Additionally, the court’s disposition conflicts with the policies adopted by the Legislature in cases where defendants have been acquitted due to mental disease and defect (see, CPL art 330). In 1980, the Legislature amended postverdict "procedures for defendants acquitted by reason of mental disease or defect” (Matter of Jill ZZ., 83 NY2d 133, 137; cf., Matter of George L., 85 NY2d 295). The 1980 amendments were prompted, inter alia, by concerns that the "court lacked continuing supervision over the acquittee” (Matter of Jill ZZ., supra, at 137). Under *57CPL 330.20, an acquittee who is found to suffer from a dangerous mental disorder must be confined to a secure facility until adjudicated no longer dangerous (see, CPL 330.20 [1] [f]; [6], [8]). Here, however, the court’s order delegates supervision over the defendant’s commitment and ultimate release exclusively to his treating physician, thereby terminating the court’s supervisory role in a case involving a potentially dangerous and mentally disturbed defendant. It is notable that two of the Clayton factors are the impact of a dismissal on the safety and welfare of the community and upon the public’s confidence in the criminal justice system (see, CPL 210.40 [1] [h], [g]). A procedure which eliminates the supervisory function deemed indispensable by the Legislature cannot be described as impacting positively on the safety or welfare of the community and the public’s perception of the criminal justice system.
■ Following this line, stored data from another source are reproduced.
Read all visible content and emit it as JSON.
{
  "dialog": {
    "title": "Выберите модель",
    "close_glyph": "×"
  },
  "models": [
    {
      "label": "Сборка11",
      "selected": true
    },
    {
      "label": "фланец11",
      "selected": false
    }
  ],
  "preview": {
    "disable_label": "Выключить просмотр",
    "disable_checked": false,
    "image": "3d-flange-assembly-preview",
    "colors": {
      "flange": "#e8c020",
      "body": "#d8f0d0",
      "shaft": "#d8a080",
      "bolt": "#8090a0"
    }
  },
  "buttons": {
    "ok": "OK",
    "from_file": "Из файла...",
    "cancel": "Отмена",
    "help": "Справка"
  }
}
Under the circumstances, the order appealed from is reversed, on the law and as a matter of discretion in the interest of justice, the defendant’s motion to dismiss the indictment is denied, the indictment reinstated, and the matter is remitted to the Supreme Court, Kings County, for further proceedings before a different Justice.
Sullivan, J. P., Rosenblatt and Ritter, JJ., concur.
Ordered that the order is reversed, on the law and as a matter of discretion in the interest of justice, the defendant’s motion to dismiss the indictment is denied, the indictment is reinstated, and the matter is remitted to the Supreme Court, Kings County, for further proceedings before a different Justice.